Les CFF, ce n’est pas la banque: «L’entreprise est attachée à une culture ouvrière et le tutoiement y est largement pratiqué, raconte, de son côté, Laurent Staffelbach, qui était cadre à Berne au moment de l’arrivée d’Andreas Meyer. N’empêche, la sensibilité des francophones n’est pas la même sur ce sujet: tutoyer d’emblée une personne qu’on rencontre pour la première fois, surtout si elle nous est hiérarchiquement inférieure, c’est délicat. Nous préférons un passage plus progressif du «vous» au «tu».» Le français a une ressource pour ce faire, c’est la combinaison du «vous» et du prénom. «Mais, note Laurent Staffelbach, ce niveau de langage n’existe pas en Suisse alémanique, où ne s’offre que le choix entre deux extrêmes: d’un côté le tutoiement et de l’autre, des termes d’adresse du type «Herr Doktor Muller», qui restent beaucoup plus formels qu’en français.» Voilà probablement la raison pour laquelle le «tu» ne sonne pas pareil aux oreilles des uns et des autres.

Cul-pincé toi-même

Andreas Meyer et Christoph Tonini ont-ils seulement connaissance de cette subtile et passionnante différence? Pas sûr. Car la «du Kultur» recèle un autre piège assez pervers: comme elle est censée signifier la coolitude et la fin des hiérarchies, celui qui la rejette passe pour le psychorigide traditionaliste de service, le cul pincé qui refuse de jouer le jeu. Lorsqu’en plus la personne en question est un cadre romand minorisé, il y a de fortes chances pour qu’il baisse les bras et se dise: à quoi bon, il y a des sujets plus importants qui méritent une montée au front.

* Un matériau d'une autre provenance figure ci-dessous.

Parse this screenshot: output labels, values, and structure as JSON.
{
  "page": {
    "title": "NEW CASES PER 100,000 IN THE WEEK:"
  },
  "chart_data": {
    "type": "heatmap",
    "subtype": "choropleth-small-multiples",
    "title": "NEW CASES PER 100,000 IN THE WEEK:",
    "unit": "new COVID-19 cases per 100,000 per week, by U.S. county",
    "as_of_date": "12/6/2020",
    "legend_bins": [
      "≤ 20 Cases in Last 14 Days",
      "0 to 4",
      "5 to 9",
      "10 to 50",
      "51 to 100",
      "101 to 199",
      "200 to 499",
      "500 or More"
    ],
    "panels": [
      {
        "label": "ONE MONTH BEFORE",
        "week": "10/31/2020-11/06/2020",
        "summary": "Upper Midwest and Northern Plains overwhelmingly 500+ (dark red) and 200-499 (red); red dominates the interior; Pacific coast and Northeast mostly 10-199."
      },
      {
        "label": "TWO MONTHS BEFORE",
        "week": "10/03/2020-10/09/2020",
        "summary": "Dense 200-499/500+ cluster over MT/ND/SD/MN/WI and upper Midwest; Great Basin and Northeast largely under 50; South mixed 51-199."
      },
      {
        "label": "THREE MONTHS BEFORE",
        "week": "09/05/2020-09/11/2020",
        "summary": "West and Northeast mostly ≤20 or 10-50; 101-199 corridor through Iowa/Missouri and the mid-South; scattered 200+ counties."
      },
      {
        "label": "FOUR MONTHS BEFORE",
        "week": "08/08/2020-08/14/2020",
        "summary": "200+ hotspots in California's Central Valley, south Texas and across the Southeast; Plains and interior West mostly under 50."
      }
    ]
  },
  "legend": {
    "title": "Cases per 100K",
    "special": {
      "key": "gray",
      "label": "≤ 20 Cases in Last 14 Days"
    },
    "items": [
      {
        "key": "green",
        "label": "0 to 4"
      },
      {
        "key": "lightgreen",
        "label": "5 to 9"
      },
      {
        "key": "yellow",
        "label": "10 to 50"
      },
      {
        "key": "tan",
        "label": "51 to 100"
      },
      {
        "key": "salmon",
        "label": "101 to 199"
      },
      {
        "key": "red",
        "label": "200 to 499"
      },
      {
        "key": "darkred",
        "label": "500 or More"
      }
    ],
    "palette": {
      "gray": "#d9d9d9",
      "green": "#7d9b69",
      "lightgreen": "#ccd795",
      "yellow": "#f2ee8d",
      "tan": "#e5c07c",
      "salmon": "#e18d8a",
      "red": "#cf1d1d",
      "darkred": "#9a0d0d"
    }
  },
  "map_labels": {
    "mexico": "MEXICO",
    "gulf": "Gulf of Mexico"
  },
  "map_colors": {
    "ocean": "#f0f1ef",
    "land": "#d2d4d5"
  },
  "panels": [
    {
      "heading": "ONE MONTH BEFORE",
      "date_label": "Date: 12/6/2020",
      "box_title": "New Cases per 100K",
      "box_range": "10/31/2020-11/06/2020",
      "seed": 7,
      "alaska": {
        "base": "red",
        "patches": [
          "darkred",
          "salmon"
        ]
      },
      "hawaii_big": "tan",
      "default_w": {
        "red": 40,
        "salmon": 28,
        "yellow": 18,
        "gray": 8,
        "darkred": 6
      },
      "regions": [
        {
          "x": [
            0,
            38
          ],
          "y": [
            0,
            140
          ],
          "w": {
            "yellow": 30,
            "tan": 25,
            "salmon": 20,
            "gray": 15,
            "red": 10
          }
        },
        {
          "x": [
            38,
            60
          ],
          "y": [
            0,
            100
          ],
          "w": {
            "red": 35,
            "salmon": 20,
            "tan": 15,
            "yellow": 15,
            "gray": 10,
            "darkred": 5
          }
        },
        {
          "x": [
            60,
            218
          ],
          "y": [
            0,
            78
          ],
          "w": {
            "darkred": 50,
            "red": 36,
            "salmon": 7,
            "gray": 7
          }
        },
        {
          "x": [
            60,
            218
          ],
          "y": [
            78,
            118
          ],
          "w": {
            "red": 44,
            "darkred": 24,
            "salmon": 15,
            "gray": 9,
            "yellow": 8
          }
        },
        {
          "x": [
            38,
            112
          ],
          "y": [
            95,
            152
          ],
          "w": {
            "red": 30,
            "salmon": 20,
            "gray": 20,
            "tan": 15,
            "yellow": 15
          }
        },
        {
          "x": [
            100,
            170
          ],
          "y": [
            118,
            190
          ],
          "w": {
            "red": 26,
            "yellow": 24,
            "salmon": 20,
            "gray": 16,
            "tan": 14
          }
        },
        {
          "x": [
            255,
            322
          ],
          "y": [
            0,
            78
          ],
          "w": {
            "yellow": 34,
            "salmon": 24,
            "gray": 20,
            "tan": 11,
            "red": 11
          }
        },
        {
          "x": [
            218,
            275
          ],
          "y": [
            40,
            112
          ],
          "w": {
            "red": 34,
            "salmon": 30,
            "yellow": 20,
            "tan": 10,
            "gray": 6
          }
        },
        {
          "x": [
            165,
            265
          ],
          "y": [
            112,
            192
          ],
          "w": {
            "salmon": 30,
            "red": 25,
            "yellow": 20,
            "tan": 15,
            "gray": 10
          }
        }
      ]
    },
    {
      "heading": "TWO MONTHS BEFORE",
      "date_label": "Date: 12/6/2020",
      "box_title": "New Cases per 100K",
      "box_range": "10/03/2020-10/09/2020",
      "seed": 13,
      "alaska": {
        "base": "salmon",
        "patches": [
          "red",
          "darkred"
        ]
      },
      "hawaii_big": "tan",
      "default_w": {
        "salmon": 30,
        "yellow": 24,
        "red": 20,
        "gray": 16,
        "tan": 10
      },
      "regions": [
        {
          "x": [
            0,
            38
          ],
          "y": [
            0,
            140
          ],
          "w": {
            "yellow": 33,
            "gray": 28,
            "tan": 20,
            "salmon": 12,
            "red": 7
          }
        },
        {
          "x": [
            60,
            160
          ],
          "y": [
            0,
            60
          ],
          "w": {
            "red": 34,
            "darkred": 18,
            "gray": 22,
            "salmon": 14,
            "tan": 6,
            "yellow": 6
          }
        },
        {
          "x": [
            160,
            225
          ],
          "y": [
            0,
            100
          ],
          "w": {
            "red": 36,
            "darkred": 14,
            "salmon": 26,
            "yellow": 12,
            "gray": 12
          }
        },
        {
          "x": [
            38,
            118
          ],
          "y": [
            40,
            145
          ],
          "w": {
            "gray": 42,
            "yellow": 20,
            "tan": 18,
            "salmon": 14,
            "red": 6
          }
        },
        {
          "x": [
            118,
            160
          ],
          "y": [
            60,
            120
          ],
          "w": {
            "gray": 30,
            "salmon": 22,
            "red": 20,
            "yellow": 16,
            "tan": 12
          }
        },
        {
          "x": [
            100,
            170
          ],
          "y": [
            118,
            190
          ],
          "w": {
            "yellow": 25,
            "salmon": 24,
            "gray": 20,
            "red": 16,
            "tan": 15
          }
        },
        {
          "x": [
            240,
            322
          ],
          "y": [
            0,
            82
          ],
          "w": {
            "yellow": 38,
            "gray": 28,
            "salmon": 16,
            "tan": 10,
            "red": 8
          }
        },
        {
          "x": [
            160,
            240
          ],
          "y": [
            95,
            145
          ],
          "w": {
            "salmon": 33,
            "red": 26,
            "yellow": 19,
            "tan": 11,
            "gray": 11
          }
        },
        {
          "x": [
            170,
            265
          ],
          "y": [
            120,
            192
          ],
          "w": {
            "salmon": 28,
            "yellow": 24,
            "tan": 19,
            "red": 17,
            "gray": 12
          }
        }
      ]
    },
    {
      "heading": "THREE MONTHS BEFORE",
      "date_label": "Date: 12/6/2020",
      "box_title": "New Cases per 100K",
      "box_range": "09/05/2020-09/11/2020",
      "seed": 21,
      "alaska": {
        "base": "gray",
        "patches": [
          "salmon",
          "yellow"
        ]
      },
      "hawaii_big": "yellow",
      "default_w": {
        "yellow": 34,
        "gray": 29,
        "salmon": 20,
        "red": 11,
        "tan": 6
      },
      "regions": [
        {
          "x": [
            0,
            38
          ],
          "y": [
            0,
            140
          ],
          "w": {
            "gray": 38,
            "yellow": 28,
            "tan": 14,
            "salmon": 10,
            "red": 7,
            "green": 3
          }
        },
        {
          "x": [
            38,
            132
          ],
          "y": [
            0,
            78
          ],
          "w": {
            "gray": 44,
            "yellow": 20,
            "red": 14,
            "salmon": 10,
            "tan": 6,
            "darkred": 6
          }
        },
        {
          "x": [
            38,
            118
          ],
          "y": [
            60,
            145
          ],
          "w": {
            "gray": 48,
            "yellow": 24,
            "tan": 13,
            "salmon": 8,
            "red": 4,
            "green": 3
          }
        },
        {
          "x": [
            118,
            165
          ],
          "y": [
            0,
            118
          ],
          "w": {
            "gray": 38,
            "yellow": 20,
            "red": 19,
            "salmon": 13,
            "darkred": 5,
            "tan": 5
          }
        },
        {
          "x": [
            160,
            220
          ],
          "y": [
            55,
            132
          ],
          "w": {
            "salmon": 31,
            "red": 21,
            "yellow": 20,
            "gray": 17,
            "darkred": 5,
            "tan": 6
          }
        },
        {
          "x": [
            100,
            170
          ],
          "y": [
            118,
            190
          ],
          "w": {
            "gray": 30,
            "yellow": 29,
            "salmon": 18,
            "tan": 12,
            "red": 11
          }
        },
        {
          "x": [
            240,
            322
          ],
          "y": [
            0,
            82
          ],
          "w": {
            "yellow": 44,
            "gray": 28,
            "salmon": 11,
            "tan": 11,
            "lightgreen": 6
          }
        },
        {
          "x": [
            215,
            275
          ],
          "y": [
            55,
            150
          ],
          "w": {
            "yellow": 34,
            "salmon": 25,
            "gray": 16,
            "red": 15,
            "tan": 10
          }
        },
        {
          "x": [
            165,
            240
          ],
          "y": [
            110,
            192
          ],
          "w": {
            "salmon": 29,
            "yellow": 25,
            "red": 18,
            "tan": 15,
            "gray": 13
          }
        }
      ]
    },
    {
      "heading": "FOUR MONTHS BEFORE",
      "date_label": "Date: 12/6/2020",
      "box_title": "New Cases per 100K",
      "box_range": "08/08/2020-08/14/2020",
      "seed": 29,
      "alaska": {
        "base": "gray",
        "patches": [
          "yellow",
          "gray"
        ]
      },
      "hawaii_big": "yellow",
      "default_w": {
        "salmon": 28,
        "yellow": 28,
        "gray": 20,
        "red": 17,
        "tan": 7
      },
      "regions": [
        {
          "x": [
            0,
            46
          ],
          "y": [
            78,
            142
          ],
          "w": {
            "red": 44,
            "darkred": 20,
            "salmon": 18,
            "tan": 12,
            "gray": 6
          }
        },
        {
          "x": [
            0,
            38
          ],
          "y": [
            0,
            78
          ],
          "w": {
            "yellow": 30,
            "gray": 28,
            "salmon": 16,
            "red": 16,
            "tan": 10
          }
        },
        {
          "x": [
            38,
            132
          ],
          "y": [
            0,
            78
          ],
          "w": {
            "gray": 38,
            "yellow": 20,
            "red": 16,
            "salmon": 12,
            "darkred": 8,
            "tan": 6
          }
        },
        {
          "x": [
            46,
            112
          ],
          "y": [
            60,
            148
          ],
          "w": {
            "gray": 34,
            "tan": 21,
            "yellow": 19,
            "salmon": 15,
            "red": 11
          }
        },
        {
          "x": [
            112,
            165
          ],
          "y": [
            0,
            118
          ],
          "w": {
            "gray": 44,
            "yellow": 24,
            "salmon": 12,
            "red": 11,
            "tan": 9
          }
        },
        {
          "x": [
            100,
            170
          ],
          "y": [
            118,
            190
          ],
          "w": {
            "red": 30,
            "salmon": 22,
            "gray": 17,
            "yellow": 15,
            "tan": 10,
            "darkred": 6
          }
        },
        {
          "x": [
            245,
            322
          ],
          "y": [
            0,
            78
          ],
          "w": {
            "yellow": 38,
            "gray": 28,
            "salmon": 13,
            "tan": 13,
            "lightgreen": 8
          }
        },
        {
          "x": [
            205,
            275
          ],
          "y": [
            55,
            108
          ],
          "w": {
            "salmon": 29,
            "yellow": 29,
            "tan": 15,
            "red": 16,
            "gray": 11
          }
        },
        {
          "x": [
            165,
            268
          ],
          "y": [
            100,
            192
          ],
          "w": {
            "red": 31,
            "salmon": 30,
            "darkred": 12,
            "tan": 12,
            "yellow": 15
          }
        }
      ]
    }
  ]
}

Ainsi, à Tamedia, plusieurs rédacteurs en chef romands ont fait savoir leur malaise face au «tu» généralisé. Serge Reymond, directeur pour la Suisse romande, s’est borné à leur rappeler qu’il s’agit d’une «politique d’entreprise». Et personne, en ces temps troublés, n’a jugé bon de contrarier Zürich pour si peu. Du coup, ces dernières semaines, les candidats romands malheureux aux postes décrits dans les offres d’emploi ont reçu une lettre leur expliquant que «ton» dossier n’a pas été retenu.

Mais alors: durant les entretiens d’embauche, on se tutoie aussi comme des potes? En réalité, hors communication écrite, les pratiques restent nuancées dans les rédactions romandes de Tamedia: «A titre personnel, je peux dire que je n’approuve pas le tutoiement dans les offres d’emploi, précise Grégoire Nappey, rédacteur en chef du Matin. Je considère qu’il s’agit d’un germanisme. Durant les entretiens, je vousoie donc les candidats; cela correspond, en français, à une forme de respect que je dois à mes interlocuteurs.»

Par le biais de son porte-parole, la direction de Tamedia déclare «comprendre et respecter» l’attitude de rétifs au tutoiement car ce dernier «doit reposer sur la liberté et la réciprocité». Tout va bien, en somme. L’entreprise de presse a seulement raté une merveilleuse occasion d’améliorer son image bien écornée: sur un point au moins, elle aurait pu se montrer à l’écoute de ses rédactions romandes. Pour pas un rond.